Some U.S. officials and experts contend that Pakistan’s military is playing a double game — attacking Pakistani Taliban groups that threaten the state, while avoiding Afghan Taliban with whom it has long ties, and whom it views as crucial to peace talks in Afghanistan.

Yet this argument overlooks how much the Pakistani military’s attitude toward the Afghan Taliban has also changed (which I’ll write more about in a subsequent column). And it distracts attention from its impressive gains on the ground.

“You have to give them a lot of credit for what they have done,” a senior U.S. official told me, referring to the Pakistani military. “They definitely are shrinking the safe havens inside Pakistan.”

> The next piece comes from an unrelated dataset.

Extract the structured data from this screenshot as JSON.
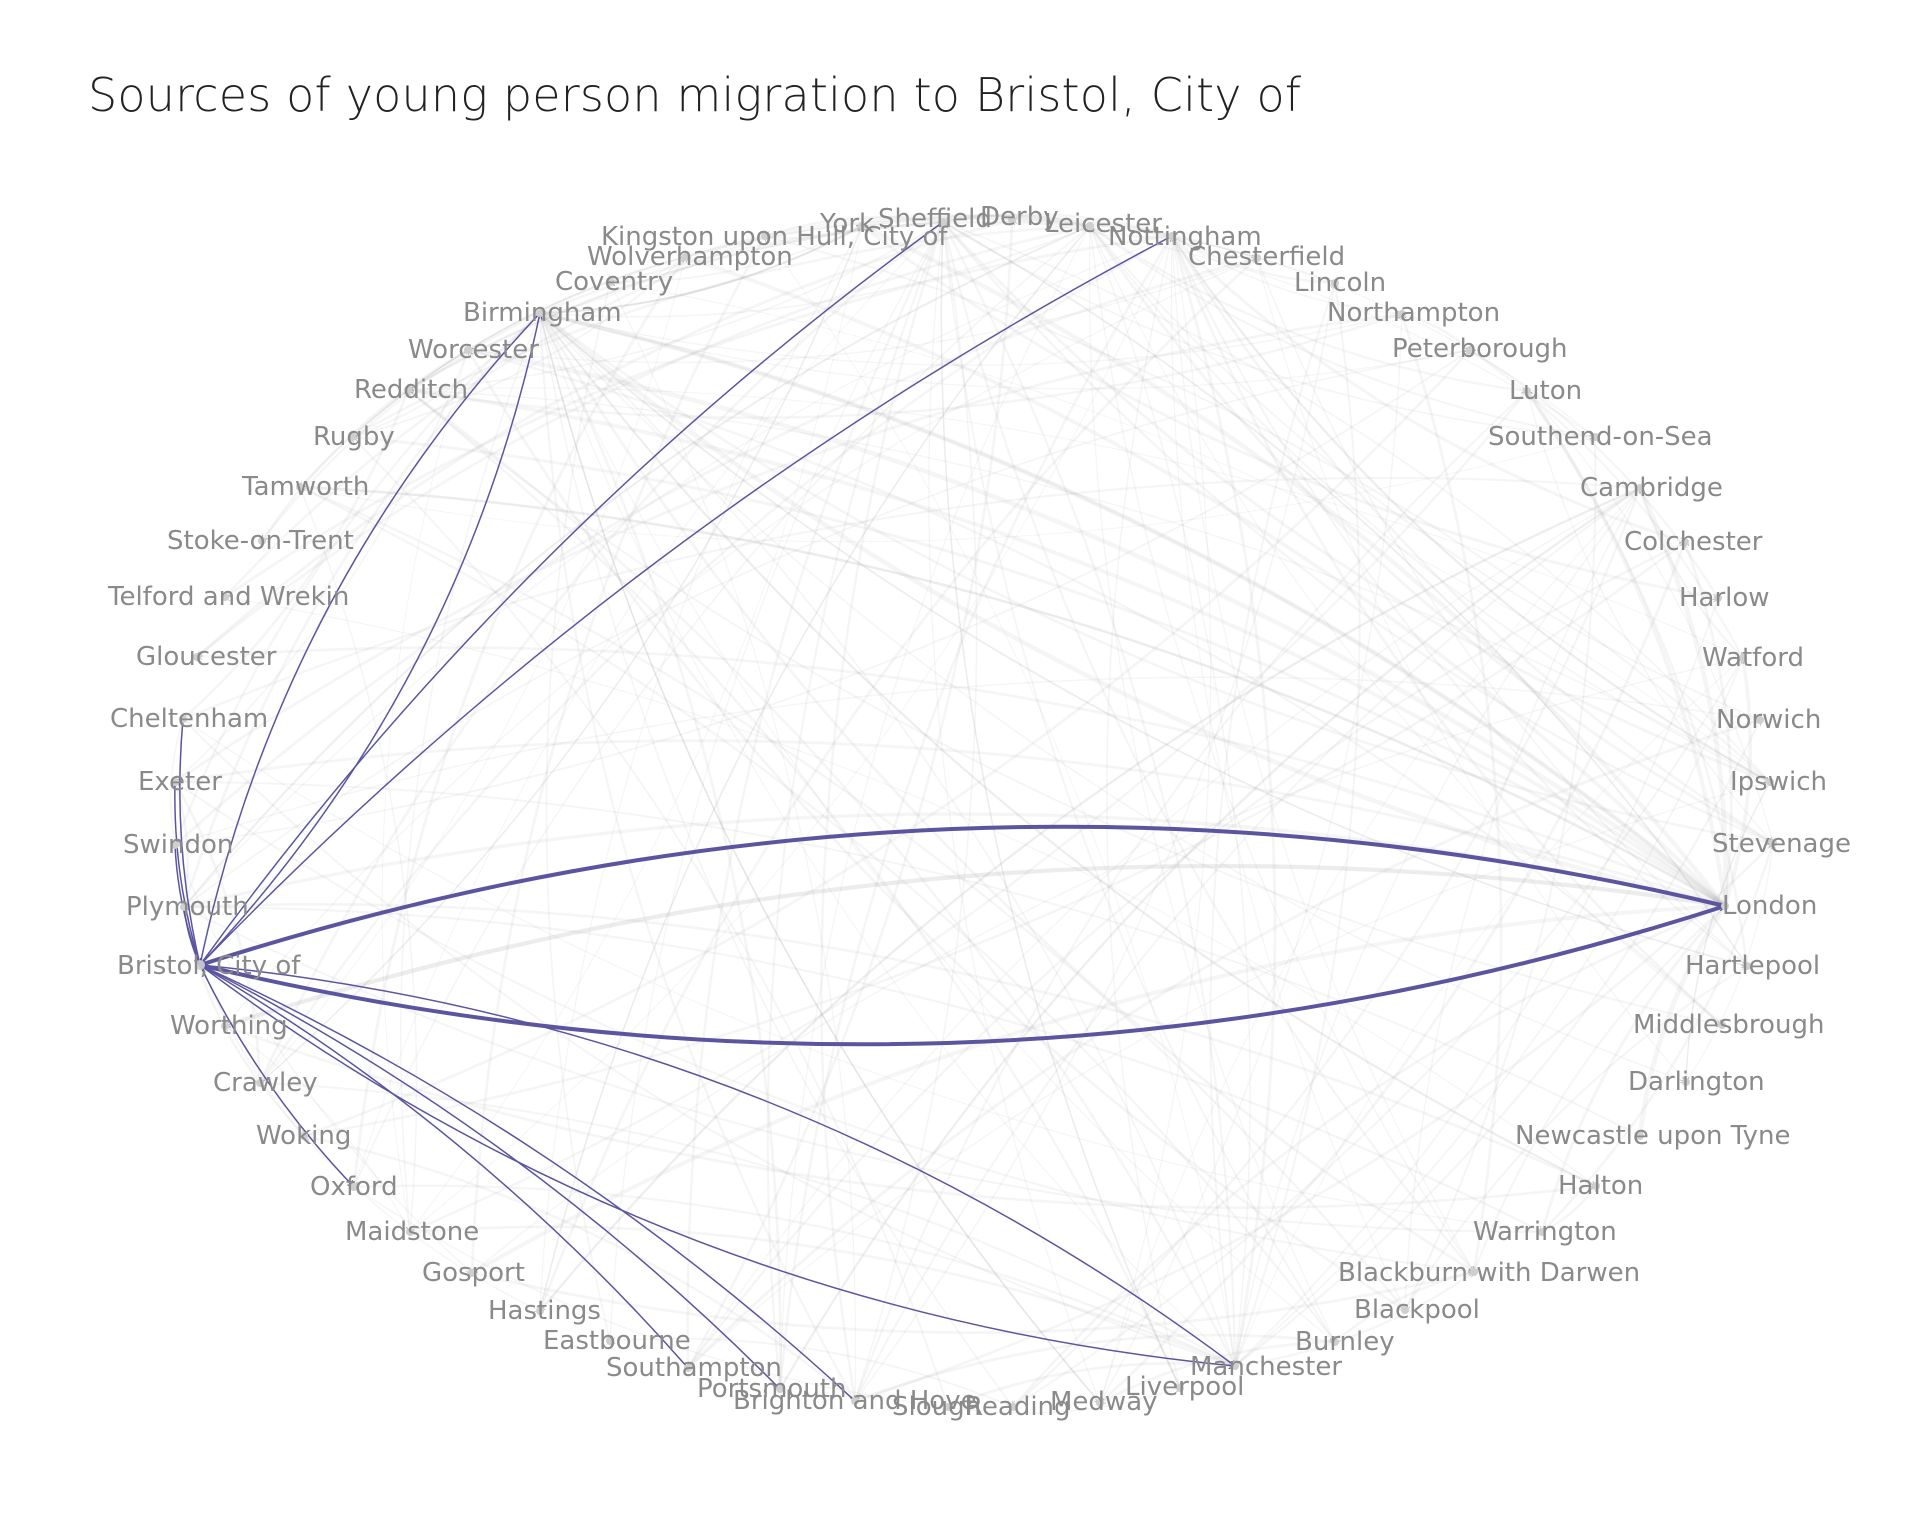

In his headquarters within the historic Bala Hisar Fort, Maj. Gen. Tariq Khan, the straight-talking commander of Pakistan’s Frontier Corps, told me, “A year ago, NATO convoy routes were threatened, 50 people had been kidnapped … and the Taliban had taken Dir and were entering Buner,” only 60 miles from the capital, Islamabad. The historic valley of Swat was under Taliban rule, and the militants seemed unstoppable.

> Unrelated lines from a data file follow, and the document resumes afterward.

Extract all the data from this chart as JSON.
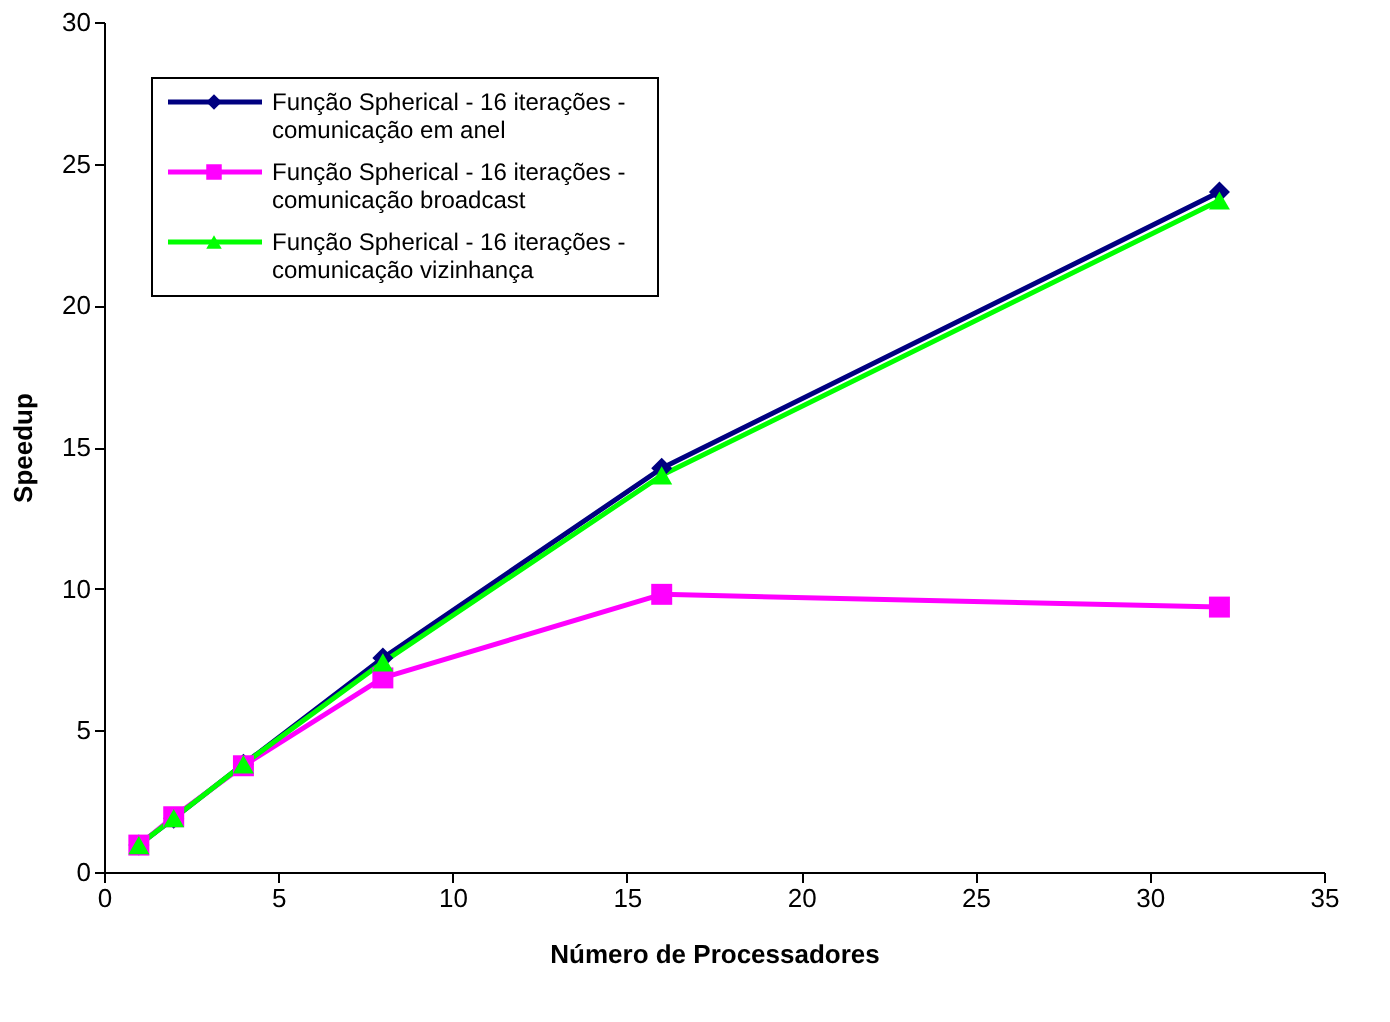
{
  "chart_data": {
    "type": "line",
    "xlabel": "Número de Processadores",
    "ylabel": "Speedup",
    "x": [
      1,
      2,
      4,
      8,
      16,
      32
    ],
    "series": [
      {
        "name": "Função Spherical - 16 iterações - comunicação em anel",
        "color": "#000080",
        "marker": "diamond",
        "values": [
          0.95,
          1.9,
          3.8,
          7.55,
          14.25,
          24.0
        ]
      },
      {
        "name": "Função Spherical - 16 iterações - comunicação broadcast",
        "color": "#ff00ff",
        "marker": "square",
        "values": [
          0.95,
          1.95,
          3.75,
          6.85,
          9.8,
          9.35
        ]
      },
      {
        "name": "Função Spherical - 16 iterações - comunicação vizinhança",
        "color": "#00ff00",
        "marker": "triangle",
        "values": [
          0.95,
          1.9,
          3.8,
          7.4,
          14.0,
          23.7
        ]
      }
    ],
    "xlim": [
      0,
      35
    ],
    "xticks": [
      0,
      5,
      10,
      15,
      20,
      25,
      30,
      35
    ],
    "ylim": [
      0,
      30
    ],
    "yticks": [
      0,
      5,
      10,
      15,
      20,
      25,
      30
    ],
    "grid": false,
    "legend": "top left",
    "line_style": "solid"
  }
}
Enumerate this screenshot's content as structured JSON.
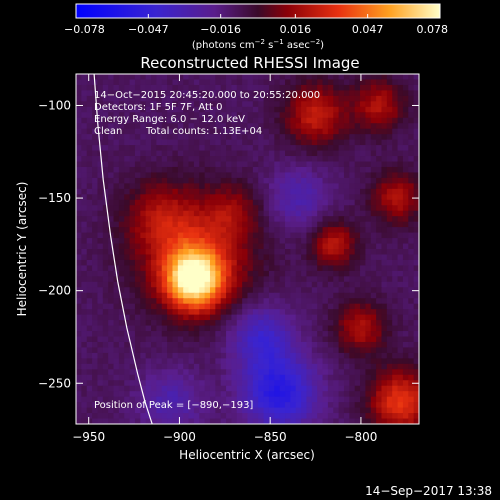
{
  "chart_data": {
    "type": "heatmap",
    "title": "Reconstructed RHESSI Image",
    "xlabel": "Heliocentric X (arcsec)",
    "ylabel": "Heliocentric Y (arcsec)",
    "xlim": [
      -957,
      -768
    ],
    "ylim": [
      -272,
      -83
    ],
    "xticks": [
      -950,
      -900,
      -850,
      -800
    ],
    "xtick_labels": [
      "−950",
      "−900",
      "−850",
      "−800"
    ],
    "yticks": [
      -100,
      -150,
      -200,
      -250
    ],
    "ytick_labels": [
      "−100",
      "−150",
      "−200",
      "−250"
    ],
    "colorbar": {
      "min": -0.078,
      "max": 0.078,
      "ticks": [
        -0.078,
        -0.047,
        -0.016,
        0.016,
        0.047,
        0.078
      ],
      "tick_labels": [
        "−0.078",
        "−0.047",
        "−0.016",
        "0.016",
        "0.047",
        "0.078"
      ],
      "units_prefix": "(photons cm",
      "units_exp1": "−2",
      "units_mid": " s",
      "units_exp2": "−1",
      "units_mid2": " asec",
      "units_exp3": "−2",
      "units_suffix": ")"
    },
    "annotations": {
      "time_range": "14−Oct−2015 20:45:20.000 to 20:55:20.000",
      "detectors": "Detectors: 1F 5F 7F, Att 0",
      "energy_range": "Energy Range: 6.0 − 12.0 keV",
      "clean_label": "Clean",
      "total_counts": "Total counts: 1.13E+04",
      "peak": "Position of Peak = [−890,−193]"
    },
    "peak_position": [
      -890,
      -193
    ],
    "limb_curve_x": [
      -947,
      -945,
      -942,
      -938,
      -934,
      -929,
      -923,
      -919,
      -915
    ],
    "limb_curve_y": [
      -83,
      -110,
      -140,
      -170,
      -195,
      -220,
      -245,
      -260,
      -272
    ],
    "heatmap_grid": {
      "nx": 64,
      "ny": 64,
      "sources": [
        {
          "x": -892,
          "y": -194,
          "amp": 0.078,
          "sigma": 11
        },
        {
          "x": -890,
          "y": -180,
          "amp": 0.035,
          "sigma": 22
        },
        {
          "x": -912,
          "y": -160,
          "amp": 0.02,
          "sigma": 14
        },
        {
          "x": -870,
          "y": -157,
          "amp": 0.016,
          "sigma": 10
        },
        {
          "x": -835,
          "y": -150,
          "amp": -0.02,
          "sigma": 12
        },
        {
          "x": -845,
          "y": -255,
          "amp": -0.045,
          "sigma": 14
        },
        {
          "x": -905,
          "y": -260,
          "amp": -0.02,
          "sigma": 12
        },
        {
          "x": -855,
          "y": -225,
          "amp": -0.03,
          "sigma": 12
        },
        {
          "x": -825,
          "y": -105,
          "amp": 0.035,
          "sigma": 12
        },
        {
          "x": -790,
          "y": -100,
          "amp": 0.03,
          "sigma": 10
        },
        {
          "x": -815,
          "y": -175,
          "amp": 0.032,
          "sigma": 9
        },
        {
          "x": -800,
          "y": -220,
          "amp": 0.03,
          "sigma": 10
        },
        {
          "x": -778,
          "y": -260,
          "amp": 0.045,
          "sigma": 12
        },
        {
          "x": -780,
          "y": -150,
          "amp": 0.03,
          "sigma": 10
        }
      ],
      "background": -0.01
    }
  },
  "footer": {
    "date": "14−Sep−2017 13:38"
  }
}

But then the Pakistani Taliban overreached and violated a peace deal with the government. Public opinion, which had viewed the battle against the Taliban as America’s war, turned against the militants.

The military and Frontier Corps first cleared Swat and other tribal areas, then conducted a major offensive in South Waziristan, destroying the Taliban’s bases, heavy weapons, and communications. Many fighters and key leaders fled to North Waziristan, but U.S. Predator drone strikes (for which Pakistan covertly provides intelligence) have badly hurt their ranks.

“The basic fear is gone,” said Malik Naveed Khan, inspector general of the police in the North-West Frontier Province (recently renamed Khyber-Pakhtoonkhwa in a bow to Pashtun pride). People are listening to music and dancing at festivities again — activities that were banned under the Taliban — and a local university even held a big fashion show last week.

As the military clears more areas, “the people get more confident, and tribal elders get lashkars going,” Gen. Khan said, referring to tribal self-defense forces that are now being raised by the thousands.

The fight is far from over. A pile of twisted metal marks the spot where militants attacked the U.S. consulate in Peshawar last week. And the public is still soft on Afghan Taliban and the increasingly dangerous militants who target India over Kashmir.

Yet the overall shift in public attitudes toward these Pakistani jihadis seems irreversible. It reflects a revulsion at suicide bombings and the harsh tactics of the Taliban. Pakistani officials note that 2,677 law enforcement officers and 5,288 civilians from Swat and the tribal areas have died in the fighting since 2007.

So some patience is merited when Pakistanis push back against U.S. pressure for them to open another front in North Waziristan and take out the leaders of the Haqqani network of Afghan Taliban, who use that area as a haven from which to attack eastern Afghan provinces. The Pakistanis say they don’t have the resources yet to open another front. (They have already moved about 100,000 troops designated for the eastern Indian front to their western border.)

“Which state would bypass militant ogres who is directly attacking us and go for someone who is not?” asked Maj. Gen. Athar Abbas, the military’s spokesman. Abbas insists that, given the interconnections between all of the Taliban groups, progress against Pakistani Taliban benefits the international community as well.

He says Pakistan is trying to “shape” the battlefield in North Waziristan by clearing adjacent tribal regions and doing small, targeted operations. Meantime, cooperation between U.S. and Pakistani forces on both sides of the Afghan border, while imperfect, is growing.

Some Pakistani analysts believe their military, in the end, will have no choice but to conduct a major clearing operation in the area. In the meantime, let’s be thankful that Taliban overreach pushed Pakistan to take on its own jihadis. Destroying some Taliban networks helps undercut them all.